City officials attribute the drop in serious bicycle-related accidents to the three-pronged approach at the center of its Vision Zero effort -- engineering, education and enforcement.

Adopted by the Council in February of 2016 after a string of fatal crashes the goal of the "Vision Zero" policy is to end all fatalities and major injuries among users of City streets in coming decades.

"On the engineering side, we're doing everything we can to make our streets safe by increasing visibility and separation between different kinds of roadway users," said Tati Simonian, the City's Public Information Officer.

The City also has been installing raodway features that "encourage drivers to be more mindful to share the road," she said.

"On the education side, we have been proactive on amplifying messages related to traffic safety through our Take the Friendly Road campaign," Simonian said.

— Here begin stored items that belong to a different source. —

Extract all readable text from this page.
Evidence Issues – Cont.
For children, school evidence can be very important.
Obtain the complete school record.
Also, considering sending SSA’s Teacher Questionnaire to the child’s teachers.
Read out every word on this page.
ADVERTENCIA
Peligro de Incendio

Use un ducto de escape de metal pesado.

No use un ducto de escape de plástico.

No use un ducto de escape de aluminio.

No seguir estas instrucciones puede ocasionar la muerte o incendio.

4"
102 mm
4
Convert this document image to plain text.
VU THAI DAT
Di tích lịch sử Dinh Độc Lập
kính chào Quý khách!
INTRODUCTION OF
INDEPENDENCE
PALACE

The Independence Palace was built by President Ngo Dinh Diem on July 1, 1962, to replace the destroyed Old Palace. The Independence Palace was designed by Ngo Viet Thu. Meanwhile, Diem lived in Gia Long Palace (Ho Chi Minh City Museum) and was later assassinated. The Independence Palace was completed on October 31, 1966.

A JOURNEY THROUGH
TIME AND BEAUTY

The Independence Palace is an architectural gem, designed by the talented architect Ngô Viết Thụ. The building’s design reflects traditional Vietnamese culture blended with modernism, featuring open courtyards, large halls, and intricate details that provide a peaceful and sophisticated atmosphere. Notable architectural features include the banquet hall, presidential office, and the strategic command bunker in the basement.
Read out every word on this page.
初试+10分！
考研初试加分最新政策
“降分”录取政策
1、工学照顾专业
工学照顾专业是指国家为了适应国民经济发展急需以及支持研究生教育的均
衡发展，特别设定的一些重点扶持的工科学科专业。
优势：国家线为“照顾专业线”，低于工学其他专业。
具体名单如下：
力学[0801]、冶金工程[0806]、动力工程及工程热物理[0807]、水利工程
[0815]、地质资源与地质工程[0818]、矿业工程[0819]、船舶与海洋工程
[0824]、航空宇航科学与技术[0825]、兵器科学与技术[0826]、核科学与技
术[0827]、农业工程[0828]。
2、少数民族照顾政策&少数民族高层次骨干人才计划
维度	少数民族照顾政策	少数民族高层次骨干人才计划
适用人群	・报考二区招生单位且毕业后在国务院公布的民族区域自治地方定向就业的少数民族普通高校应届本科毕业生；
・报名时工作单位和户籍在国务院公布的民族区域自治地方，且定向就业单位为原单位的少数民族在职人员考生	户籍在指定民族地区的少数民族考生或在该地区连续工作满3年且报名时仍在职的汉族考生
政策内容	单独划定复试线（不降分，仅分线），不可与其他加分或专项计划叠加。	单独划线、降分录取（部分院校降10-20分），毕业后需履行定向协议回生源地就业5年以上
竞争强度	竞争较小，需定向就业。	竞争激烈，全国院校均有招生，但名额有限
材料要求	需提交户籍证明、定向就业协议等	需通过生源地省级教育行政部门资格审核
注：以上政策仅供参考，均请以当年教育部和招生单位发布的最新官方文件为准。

"Community members will also begin to see and hear more on ways to keep safety in mind, whether they’re biking, scooting, driving or walking.

"And we work closely with our partners in the Police Department to strategize and implement the most effective tactics around enforcement."

SMPD traffic officers routinely hold bicycle safety operations that focus on the most dangerous driver behaviors, which include speeding and making illegal turns.

7 Bicycle Safety Operations Held Since September 1, 2023
Bike Safety Operations

In the seven police safety operations held since September 1, there were 97 citations given to motorists and 35 to cyclists, according to Police Department data.

"We want to make sure everyone is following the rules," said Lt. Erika Aklufi, the Police Department spokesperson.

"You're still talking about a person piloting a vehicle, and humans make bad decisions, whether they're in a car or on a bike," she said. "We want to give everyone the best shot possible."

Spurred by the death of a bicyclist in October, the Council last month took additional steps to eliminate all crashes that seriously injure or kill bicyclists and pedestrians ("Council Takes Steps to Curb Collisions Involving Cyclists, Pedestrians," November 17, 2023).

Councilmember Jesse Zwick, who spearheaded the discussion item, noted that the October 27 crash at 19th Street and Idaho Avenue marked the 12th bicyclist killed in LA County in three weeks.

"This is an epidemic of road violence," Zwick said. "There are more people murdered by cars than by guns or any other source in LA County and we need to do more."

Aklufi notes that in many cases the person behind the wheel often also bicycles around town. "These are the same people," Aklufi said. "A lot of us do both."

"Everybody needs to pony up and take responsibility for their own actions," she said. "It's unfortunate in these crashes that the vehicles always win."